Search code examples
mongodbmongodb-cnosql

Mongo C driver, updating documents as fast as possible


Quite simply, I need to store time series data in a document. I have decided that having a document responsible for a 30 minute period of data is reasonable. The document could look like this:

But this is only one of about a few hundred/thousand documents that will be updated every second.

{
    _id: "APAC.tky001.cpu.2011.12.04:10:00",
    field1: XX,
    field2: YY,
    1322971800: 22,
    1322971801: 23,
    1322971802: 21,

    // and so on
 }

This means that every 30 minutes, I create the document with _id, field1 and field2. Then, every second I would like to add a timestamp/value combination.

I am using the mongo c library, I was assuming it would be superfast but the way I am doing this requires an mongo_update which cannot be done in bulk. I don't think there's a way to use mongo_insert_batch.

Unfortunately, it's super slow - terrible performance. Am I doing this completely incorrectly? By terrible, I mean that by doing some crude work I get 600/second, in an alternate db (not naming names) I get 27,000/sec.

The code is approximately:

for (i=0;i<N;i++) {
    if (mongo_update(c,n,a,b,MONGO_UPDATE_UPSERT,write_concern) != MONGO_OK)
        // stuff
}

setting write concern off or on makes no difference.


Solution

  • Your updates are likely to grow documents out of bounds each time.
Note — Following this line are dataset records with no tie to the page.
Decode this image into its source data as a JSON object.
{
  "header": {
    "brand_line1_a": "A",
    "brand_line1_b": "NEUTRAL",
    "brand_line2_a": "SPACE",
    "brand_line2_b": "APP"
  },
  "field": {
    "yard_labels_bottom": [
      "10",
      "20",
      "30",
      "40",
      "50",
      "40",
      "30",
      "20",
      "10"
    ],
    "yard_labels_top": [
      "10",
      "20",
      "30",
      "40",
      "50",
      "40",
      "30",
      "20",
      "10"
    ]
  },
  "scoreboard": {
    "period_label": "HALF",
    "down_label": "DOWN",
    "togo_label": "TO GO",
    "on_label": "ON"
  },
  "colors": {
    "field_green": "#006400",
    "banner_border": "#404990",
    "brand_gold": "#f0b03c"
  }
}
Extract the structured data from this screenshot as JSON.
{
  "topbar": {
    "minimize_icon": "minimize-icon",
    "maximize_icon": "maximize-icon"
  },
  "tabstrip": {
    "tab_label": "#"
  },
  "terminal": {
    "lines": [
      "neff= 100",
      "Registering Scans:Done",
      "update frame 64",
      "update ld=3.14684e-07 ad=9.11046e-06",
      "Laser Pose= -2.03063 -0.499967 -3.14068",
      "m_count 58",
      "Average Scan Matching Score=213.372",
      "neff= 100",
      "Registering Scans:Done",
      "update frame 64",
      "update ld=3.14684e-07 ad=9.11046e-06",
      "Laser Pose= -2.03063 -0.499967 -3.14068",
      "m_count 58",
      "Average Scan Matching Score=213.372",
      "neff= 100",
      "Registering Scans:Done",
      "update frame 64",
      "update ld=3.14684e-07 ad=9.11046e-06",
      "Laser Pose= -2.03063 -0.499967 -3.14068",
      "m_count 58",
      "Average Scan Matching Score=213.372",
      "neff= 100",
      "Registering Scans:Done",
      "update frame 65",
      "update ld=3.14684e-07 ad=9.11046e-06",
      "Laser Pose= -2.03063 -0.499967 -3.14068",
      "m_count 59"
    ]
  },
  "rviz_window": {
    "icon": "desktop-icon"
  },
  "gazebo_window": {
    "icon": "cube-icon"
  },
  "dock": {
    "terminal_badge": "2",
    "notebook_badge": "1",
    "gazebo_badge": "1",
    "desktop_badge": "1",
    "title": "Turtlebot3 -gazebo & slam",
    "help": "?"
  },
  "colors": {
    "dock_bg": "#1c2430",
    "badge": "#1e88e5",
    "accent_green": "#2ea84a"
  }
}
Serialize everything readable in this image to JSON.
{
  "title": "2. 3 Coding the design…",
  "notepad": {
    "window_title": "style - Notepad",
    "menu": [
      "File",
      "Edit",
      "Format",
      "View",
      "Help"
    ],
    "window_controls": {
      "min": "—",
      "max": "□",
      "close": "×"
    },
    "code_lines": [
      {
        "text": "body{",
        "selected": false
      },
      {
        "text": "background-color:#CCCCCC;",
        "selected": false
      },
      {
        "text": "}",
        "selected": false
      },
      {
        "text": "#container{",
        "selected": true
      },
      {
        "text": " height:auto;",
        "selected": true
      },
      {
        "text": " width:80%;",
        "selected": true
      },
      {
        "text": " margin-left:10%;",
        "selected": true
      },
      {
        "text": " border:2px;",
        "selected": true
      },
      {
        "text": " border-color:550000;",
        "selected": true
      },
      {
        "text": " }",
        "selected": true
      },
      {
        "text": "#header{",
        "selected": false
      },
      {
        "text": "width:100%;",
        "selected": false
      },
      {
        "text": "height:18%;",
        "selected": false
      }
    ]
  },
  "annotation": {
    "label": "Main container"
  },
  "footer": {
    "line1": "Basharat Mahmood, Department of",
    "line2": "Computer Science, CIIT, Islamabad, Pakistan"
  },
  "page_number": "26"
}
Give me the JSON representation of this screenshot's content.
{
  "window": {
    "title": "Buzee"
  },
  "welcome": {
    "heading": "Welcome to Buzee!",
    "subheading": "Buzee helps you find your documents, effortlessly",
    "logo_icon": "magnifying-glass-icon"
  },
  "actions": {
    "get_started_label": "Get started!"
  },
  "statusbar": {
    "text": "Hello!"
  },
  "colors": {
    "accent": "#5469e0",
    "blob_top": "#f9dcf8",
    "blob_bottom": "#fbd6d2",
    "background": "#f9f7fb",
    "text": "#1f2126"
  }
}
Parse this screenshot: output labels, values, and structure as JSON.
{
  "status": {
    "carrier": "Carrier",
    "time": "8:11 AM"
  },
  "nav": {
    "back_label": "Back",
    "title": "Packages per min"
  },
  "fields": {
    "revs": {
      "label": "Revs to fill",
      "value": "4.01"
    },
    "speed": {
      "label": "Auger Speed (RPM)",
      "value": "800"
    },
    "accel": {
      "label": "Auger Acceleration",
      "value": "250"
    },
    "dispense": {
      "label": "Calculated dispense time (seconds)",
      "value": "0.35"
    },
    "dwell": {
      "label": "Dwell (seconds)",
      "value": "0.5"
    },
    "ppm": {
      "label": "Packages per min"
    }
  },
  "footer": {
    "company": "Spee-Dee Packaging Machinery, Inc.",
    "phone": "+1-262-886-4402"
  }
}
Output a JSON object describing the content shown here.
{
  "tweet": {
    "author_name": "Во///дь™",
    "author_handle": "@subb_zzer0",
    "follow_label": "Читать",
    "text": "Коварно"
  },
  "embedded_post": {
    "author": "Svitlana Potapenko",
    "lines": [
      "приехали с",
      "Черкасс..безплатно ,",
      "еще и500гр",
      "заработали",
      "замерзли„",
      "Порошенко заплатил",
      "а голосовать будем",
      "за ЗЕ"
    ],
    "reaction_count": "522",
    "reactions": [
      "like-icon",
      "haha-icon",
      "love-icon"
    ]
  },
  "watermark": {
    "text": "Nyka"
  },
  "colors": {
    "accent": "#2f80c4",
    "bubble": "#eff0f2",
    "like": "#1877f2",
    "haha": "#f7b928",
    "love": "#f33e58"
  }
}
This means that update is no longer cheap, because mongo has to copy the document to a new location. You could manually pad documents by inserting some large dummy value when creating the document and removing it later, so that your updates happen in-place. I'm not sure if you can manipulate collection-level paddingFactor directly.

    In that another unnamed database you probably insert a row per entry, which is totally different operation from what you are doing here.